General Concepts¶

Serializer vs Signer¶

ItsDangerous provides two levels of data handling. The Signing Interface is the basic system that signs a given bytes value based on the given signing parameters. The Serialization Interface wraps a signer to enable serializing and signing other data besides bytes.

Typically, you’ll want to use a serializer, not a signer. You can configure the signing parameters through the serializer, and even provide fallback signers to upgrade old tokens to new parameters.

The Secret Key¶

Signatures are secured by the secret_key. Typically one secret key is used with all signers, and the salt is used to distinguish different contexts. Changing the secret key will invalidate existing tokens.

It should be a long random string of bytes. This value must be kept secret and should not be saved in source code or committed to version control. If an attacker learns the secret key, they can change and resign data to look valid. If you suspect this happened, change the secret key to invalidate existing tokens.

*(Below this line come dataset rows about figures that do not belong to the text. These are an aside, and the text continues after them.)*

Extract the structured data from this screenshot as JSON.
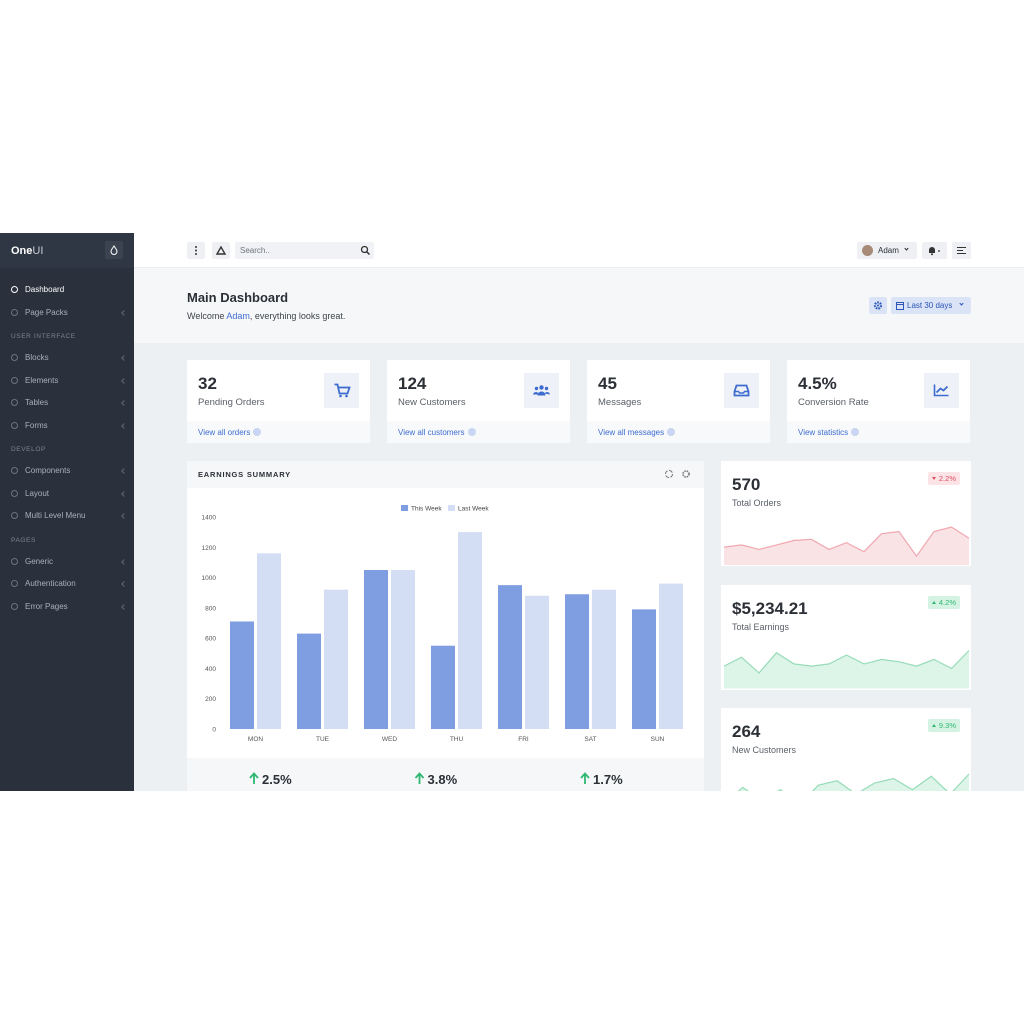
{
  "brand": {
    "name": "One",
    "suffix": "UI"
  },
  "sidebar": {
    "top": [
      "Dashboard",
      "Page Packs"
    ],
    "groups": [
      {
        "heading": "USER INTERFACE",
        "items": [
          "Blocks",
          "Elements",
          "Tables",
          "Forms"
        ]
      },
      {
        "heading": "DEVELOP",
        "items": [
          "Components",
          "Layout",
          "Multi Level Menu"
        ]
      },
      {
        "heading": "PAGES",
        "items": [
          "Generic",
          "Authentication",
          "Error Pages"
        ]
      }
    ]
  },
  "header": {
    "search": "Search..",
    "user": "Adam"
  },
  "hero": {
    "title": "Main Dashboard",
    "welcome": "Welcome ",
    "name": "Adam",
    "rest": ", everything looks great.",
    "range": "Last 30 days"
  },
  "stats": [
    {
      "value": "32",
      "label": "Pending Orders",
      "link": "View all orders"
    },
    {
      "value": "124",
      "label": "New Customers",
      "link": "View all customers"
    },
    {
      "value": "45",
      "label": "Messages",
      "link": "View all messages"
    },
    {
      "value": "4.5%",
      "label": "Conversion Rate",
      "link": "View statistics"
    }
  ],
  "chart_data": {
    "type": "bar",
    "title": "EARNINGS SUMMARY",
    "categories": [
      "MON",
      "TUE",
      "WED",
      "THU",
      "FRI",
      "SAT",
      "SUN"
    ],
    "series": [
      {
        "name": "This Week",
        "color": "#7f9ee1",
        "values": [
          710,
          630,
          1050,
          550,
          950,
          890,
          790
        ]
      },
      {
        "name": "Last Week",
        "color": "#d3ddf3",
        "values": [
          1160,
          920,
          1050,
          1300,
          880,
          920,
          960
        ]
      }
    ],
    "ylim": [
      0,
      1400
    ],
    "yticks": [
      0,
      200,
      400,
      600,
      800,
      1000,
      1200,
      1400
    ],
    "grid": false,
    "legend": "top"
  },
  "earnings_footer": [
    "2.5%",
    "3.8%",
    "1.7%"
  ],
  "widgets": [
    {
      "value": "570",
      "label": "Total Orders",
      "change": "2.2%",
      "trend": "down",
      "color": "#e04f5f",
      "values": [
        16,
        18,
        14,
        18,
        22,
        23,
        14,
        20,
        12,
        28,
        30,
        8,
        30,
        34,
        24
      ]
    },
    {
      "value": "$5,234.21",
      "label": "Total Earnings",
      "change": "4.2%",
      "trend": "up",
      "color": "#2eb872",
      "values": [
        20,
        28,
        14,
        32,
        22,
        20,
        22,
        30,
        22,
        26,
        24,
        20,
        26,
        18,
        34
      ]
    },
    {
      "value": "264",
      "label": "New Customers",
      "change": "9.3%",
      "trend": "up",
      "color": "#2eb872",
      "values": [
        8,
        22,
        10,
        20,
        6,
        24,
        28,
        16,
        26,
        30,
        20,
        32,
        16,
        34
      ]
    }
  ]
}
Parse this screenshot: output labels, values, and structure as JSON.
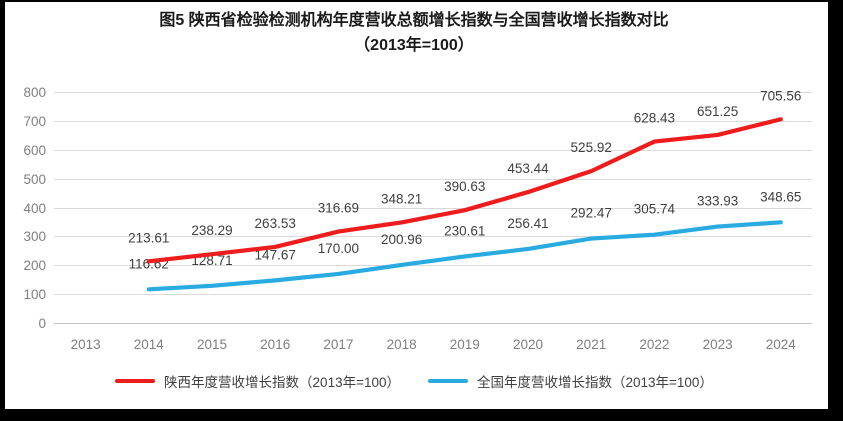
{
  "title": {
    "line1": "图5  陕西省检验检测机构年度营收总额增长指数与全国营收增长指数对比",
    "line2": "（2013年=100）"
  },
  "chart_data": {
    "type": "line",
    "categories": [
      "2013",
      "2014",
      "2015",
      "2016",
      "2017",
      "2018",
      "2019",
      "2020",
      "2021",
      "2022",
      "2023",
      "2024"
    ],
    "start_index": 1,
    "series": [
      {
        "name": "陕西年度营收增长指数（2013年=100）",
        "color": "#ee1c1c",
        "values": [
          213.61,
          238.29,
          263.53,
          316.69,
          348.21,
          390.63,
          453.44,
          525.92,
          628.43,
          651.25,
          705.56
        ]
      },
      {
        "name": "全国年度营收增长指数（2013年=100）",
        "color": "#29abe2",
        "values": [
          116.62,
          128.71,
          147.67,
          170.0,
          200.96,
          230.61,
          256.41,
          292.47,
          305.74,
          333.93,
          348.65
        ]
      }
    ],
    "ylim": [
      0,
      800
    ],
    "ytick_step": 100,
    "yticks": [
      "0",
      "100",
      "200",
      "300",
      "400",
      "500",
      "600",
      "700",
      "800"
    ],
    "grid": "horizontal",
    "legend_position": "bottom",
    "xlabel": "",
    "ylabel": ""
  },
  "colors": {
    "gridline": "#d9d9d9",
    "axis_line": "#c6c6c6",
    "axis_text": "#7f7f7f",
    "data_label": "#3f3f3f",
    "title_text": "#1a1a1a",
    "frame_border": "#000000"
  }
}
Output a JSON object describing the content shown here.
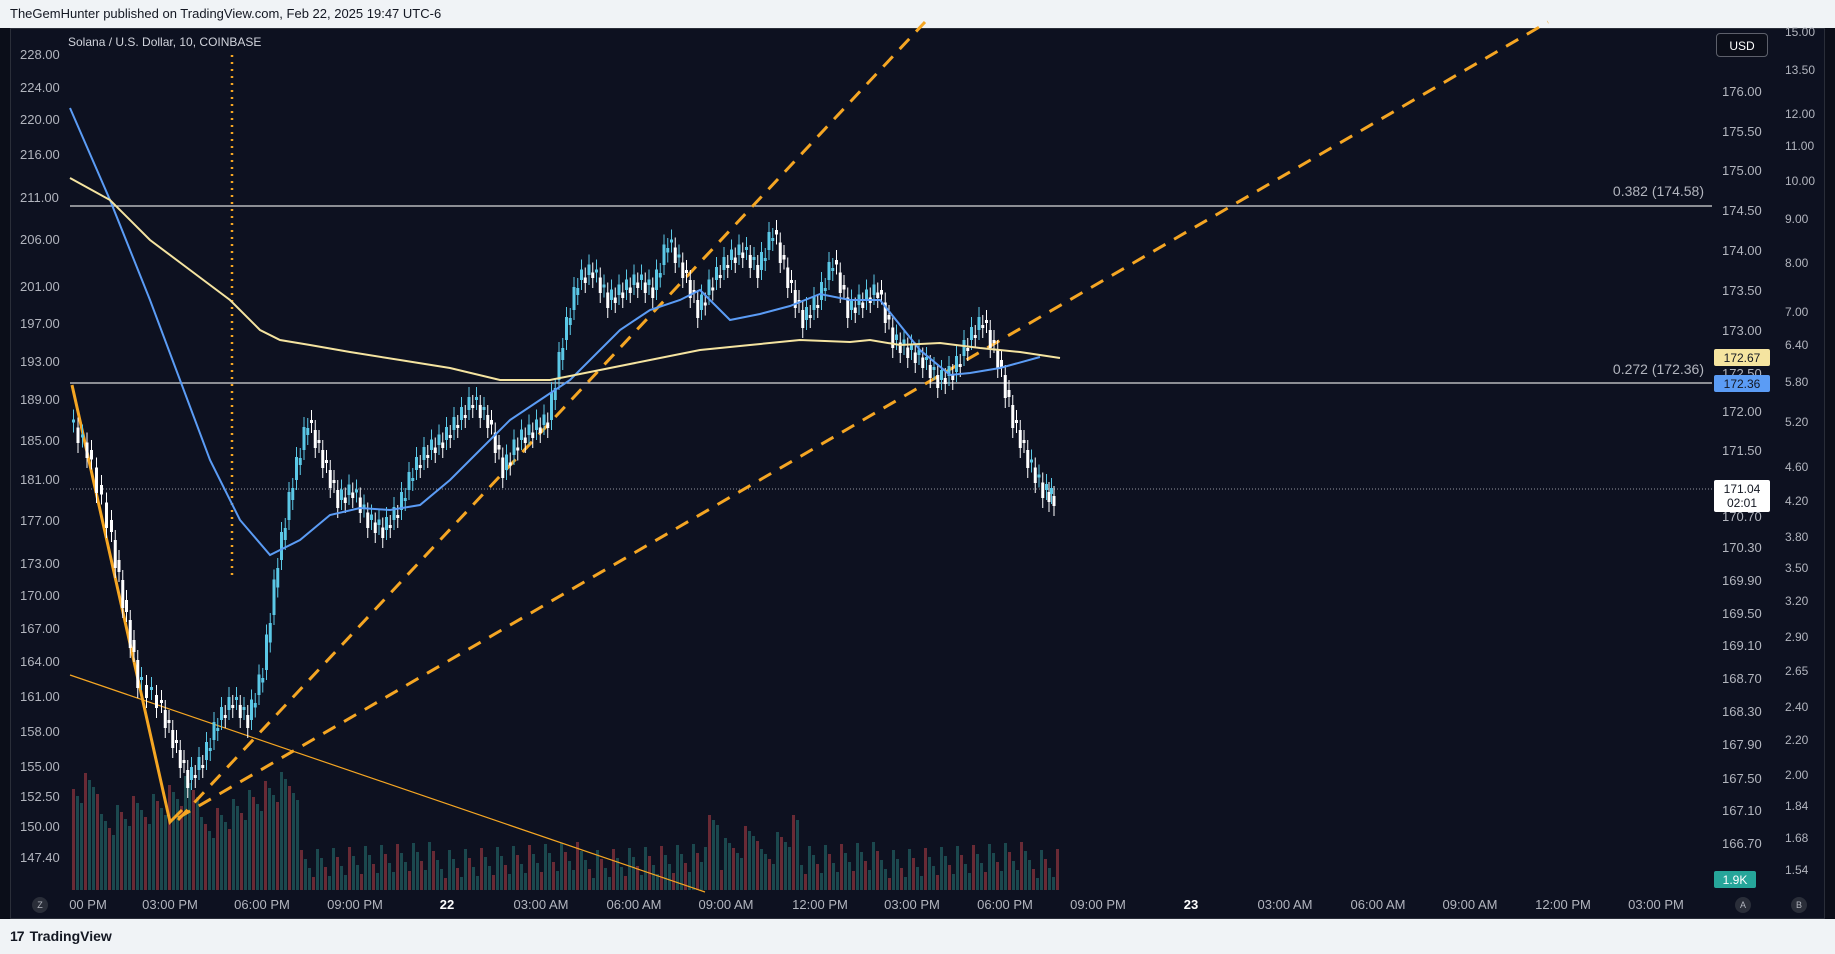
{
  "header": {
    "publisher": "TheGemHunter published on TradingView.com, Feb 22, 2025 19:47 UTC-6"
  },
  "chart": {
    "symbol": "Solana / U.S. Dollar, 10, COINBASE",
    "currency_button": "USD",
    "left_axis": [
      "228.00",
      "224.00",
      "220.00",
      "216.00",
      "211.00",
      "206.00",
      "201.00",
      "197.00",
      "193.00",
      "189.00",
      "185.00",
      "181.00",
      "177.00",
      "173.00",
      "170.00",
      "167.00",
      "164.00",
      "161.00",
      "158.00",
      "155.00",
      "152.50",
      "150.00",
      "147.40"
    ],
    "right_price_axis": [
      "176.00",
      "175.50",
      "175.00",
      "174.50",
      "174.00",
      "173.50",
      "173.00",
      "172.50",
      "172.00",
      "171.50",
      "170.70",
      "170.30",
      "169.90",
      "169.50",
      "169.10",
      "168.70",
      "168.30",
      "167.90",
      "167.50",
      "167.10",
      "166.70"
    ],
    "far_right_axis": [
      "15.00",
      "13.50",
      "12.00",
      "11.00",
      "10.00",
      "9.00",
      "8.00",
      "7.00",
      "6.40",
      "5.80",
      "5.20",
      "4.60",
      "4.20",
      "3.80",
      "3.50",
      "3.20",
      "2.90",
      "2.65",
      "2.40",
      "2.20",
      "2.00",
      "1.84",
      "1.68",
      "1.54"
    ],
    "time_axis": [
      "00 PM",
      "03:00 PM",
      "06:00 PM",
      "09:00 PM",
      "22",
      "03:00 AM",
      "06:00 AM",
      "09:00 AM",
      "12:00 PM",
      "03:00 PM",
      "06:00 PM",
      "09:00 PM",
      "23",
      "03:00 AM",
      "06:00 AM",
      "09:00 AM",
      "12:00 PM",
      "03:00 PM"
    ],
    "fib_upper_label": "0.382 (174.58)",
    "fib_lower_label": "0.272 (172.36)",
    "tag_yellow": "172.67",
    "tag_blue": "172.36",
    "tag_current_price": "171.04",
    "tag_countdown": "02:01",
    "tag_volume": "1.9K",
    "btn_z": "Z",
    "btn_a": "A",
    "btn_b": "B",
    "colors": {
      "up": "#5bc8e6",
      "down": "#ffffff",
      "ma_blue": "#5b9cf5",
      "ma_yellow": "#f5e4a0",
      "trend": "#f5a623",
      "background": "#0d1120"
    }
  },
  "footer": {
    "brand": "TradingView",
    "brand_icon": "tradingview-logo-icon"
  }
}
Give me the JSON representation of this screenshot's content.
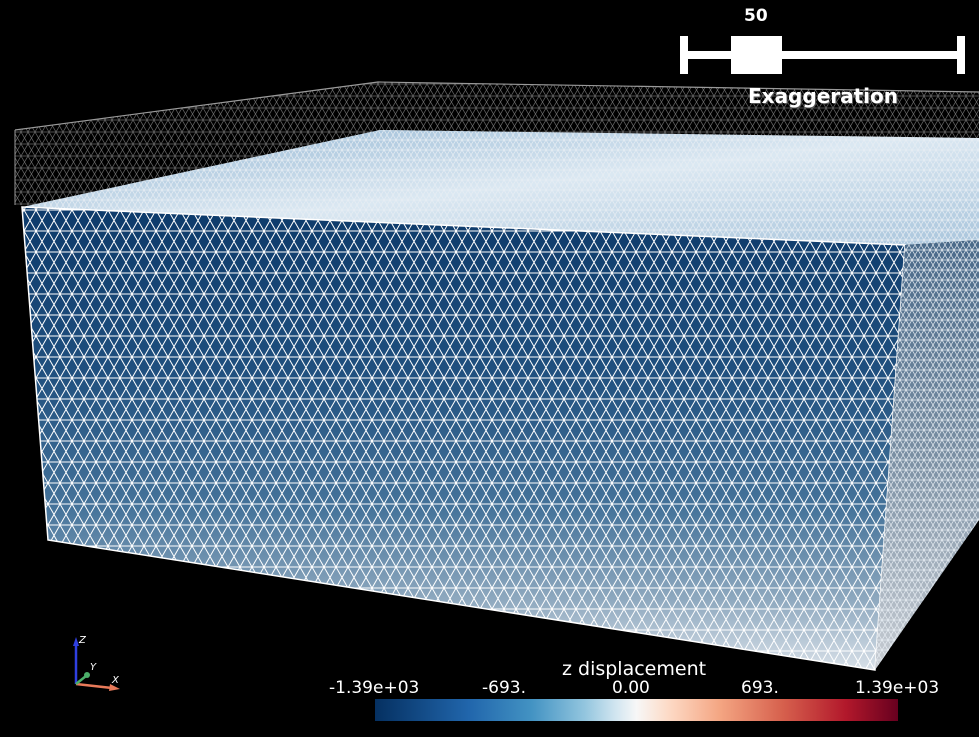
{
  "slider": {
    "value": "50",
    "label": "Exaggeration"
  },
  "scalar_bar": {
    "title": "z displacement",
    "ticks": [
      "-1.39e+03",
      "-693.",
      "0.00",
      "693.",
      "1.39e+03"
    ],
    "colormap": "cool-to-warm (blue-white-red)"
  },
  "axes": {
    "z": "Z",
    "y": "Y",
    "x": "X"
  },
  "colors": {
    "background": "#000000",
    "mesh_edges": "#ffffff",
    "low": "#053061",
    "mid": "#f7f7f7",
    "high": "#67001f"
  }
}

One way to keep the secret key separate is to read it from an environment variable. When deploying for the first time, generate a key and set the environment variable when running the application. All process managers (like systemd) and hosting services have a way to specify environment variables.

import os
from itsdangerous.serializer import Serializer
SECRET_KEY = os.environ.get("SECRET_KEY")
s = Serializer(SECRET_KEY)

$ export SECRET_KEY="base64 encoded random bytes"
$ python application.py

One way to generate a key is to use os.urandom().

$ python3 -c 'import os; print(os.urandom(16).hex())'

The Salt¶

The salt is combined with the secret key to derive a unique key for distinguishing different contexts. Unlike the secret key, the salt doesn’t have to be random, and can be saved in code. It only has to be unique between contexts, not private.

For example, you want to email activation links to activate user accounts, and upgrade links to upgrade users to a paid accounts. If all you sign is the user id, and you don’t use different salts, a user could reuse the token from the activation link to upgrade the account. If you use different salts, the signatures will be different and will not be valid in the other context.

from itsdangerous.url_safe import URLSafeSerializer

s1 = URLSafeSerializer("secret-key", salt="activate")
s1.dumps(42)
'NDI.MHQqszw6Wc81wOBQszCrEE_RlzY'

s2 = URLSafeSerializer("secret-key", salt="upgrade")
s2.dumps(42)
'NDI.c0MpsD6gzpilOAeUPra3NShPXsE'

The second serializer can’t load data dumped with the first because the salts differ.

s2.loads(s1.dumps(42))
Traceback (most recent call last):
  ...
BadSignature: Signature does not match

Only the serializer with the same salt can load the data.

s2.loads(s2.dumps(42))
42

Key Rotation¶

Key rotation can provide an extra layer of mitigation against an attacker discovering a secret key. A rotation system will keep a list of valid keys, generating a new key and removing the oldest key periodically. If it takes four weeks for an attacker to crack a key, but the key is rotated out after three weeks, they will not be able to use any keys they crack. However, if a user doesn’t refresh their token within three weeks it will be invalid too.

The system that generates and maintains this list is outside the scope of ItsDangerous, but ItsDangerous does support validating against a list of keys.

Instead of passing a single key, you can pass a list of keys, oldest to newest. When signing the last (newest) key will be used, and when validating each key will be tried from newest to oldest before raising a validation error.

SECRET_KEYS = ["2b9cd98e", "169d7886", "b6af09f5"]

# sign some data with the latest key
s = Serializer(SECRET_KEYS)
t = s.dumps({"id": 42})

# rotate a new key in and the oldest key out
SECRET_KEYS.append("cf9b3588")
del SECRET_KEYS[0]

s = Serializer(SECRET_KEYS)
s.loads(t)  # valid even though it was signed with a previous key

Digest Method Security¶

A signer is configured with a digest_method, a hash function that is used as an intermediate step when generating the HMAC signature. The default method is hashlib.sha1(). Occasionally, users are concerned about this default because they have heard about hash collisions with SHA-1.

When used as the intermediate, iterated step in HMAC, SHA-1 is not insecure. In fact, even MD5 is still secure in HMAC. The security of the hash alone doesn’t apply when used in HMAC.

If a project considers SHA-1 a risk anyway, they can configure the signer with a different digest method such as hashlib.sha512(). A fallback signer for SHA-1 can be configured so that old tokens will be upgraded. SHA-512 produces a longer hash, so tokens will take up more space, which is relevant in cookies and URLs.